Las estadísticas nos dicen que las tasas de nacimientos están cayendo en picado. Cada vez nacen menos niños. Cada vez se verán menos niños por las calles.
Hay aquí, obviamente, un problema demográfico, pero yo intuyo algo más grave, más profundo.
¿Y si nuestro progresivo desapego de la infancia estuviera poniendo de manifiesto que hemos dejado de amar la vida o, al menos, que no la amamos tanto como nos parece?
Nuestros discursos ecologistas, humanistas, pacifistas, veganos... podrían estar movimos por el miedo.

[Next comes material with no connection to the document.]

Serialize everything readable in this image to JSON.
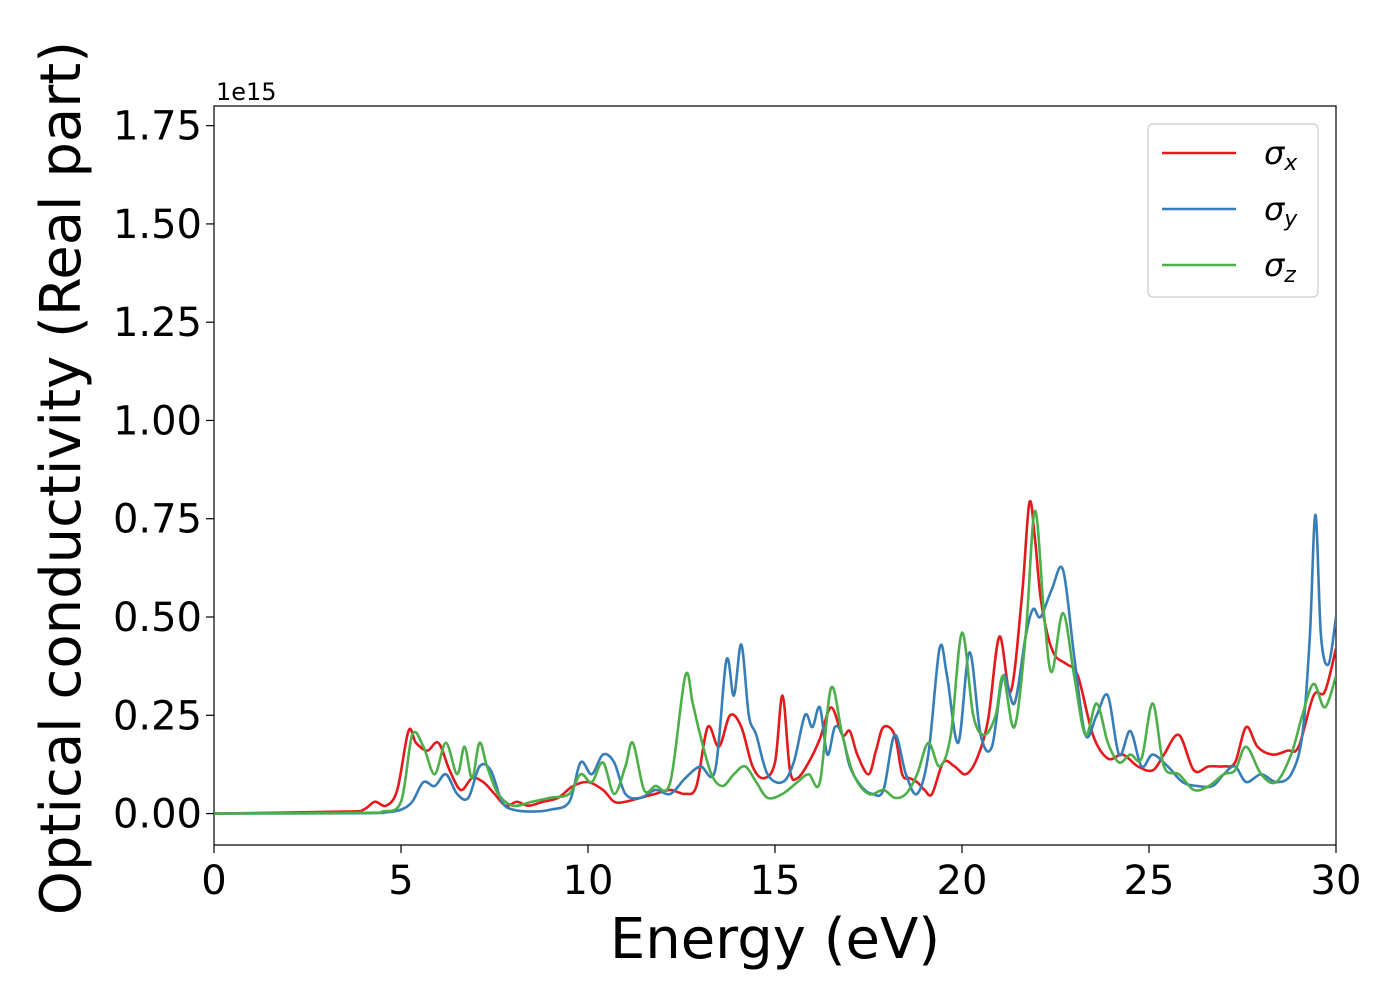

No queremos morir... ni queremos matar, pero, por encima de todo, no queremos dar vida.
¿Y qué podría significar esto sino que tenemos miedo, un miedo creciente, a nosotros mismos?
El miedo nos impulsa a la huida, mientras que el amor a la vida es la expresión más diáfana de la afirmación de la propia vida.
Filóstrato habla en la Vida de los sofistas de un tal Filagro, un filósofo menudo, de rostro severo y mirada penetrante que se encolerizaba fácilmente. Cuando uno de sus amigos le preguntó por qué no quería tener hijos, contestó: "Porque no disfruto de mí mismo".
Me dicen algunos supuestos entendidos que las jóvenes parejas no quieren tener hijos porque es carísimo. No me parece que sea, ni mucho menos, más caro que lo que les resultaba a sus abuelas. Yo sospecho que tiene que ver con la forma de disfrutar de sí mismos.
¿Sabemos lo que decimos cuando nos deseamos una feliz Navidad?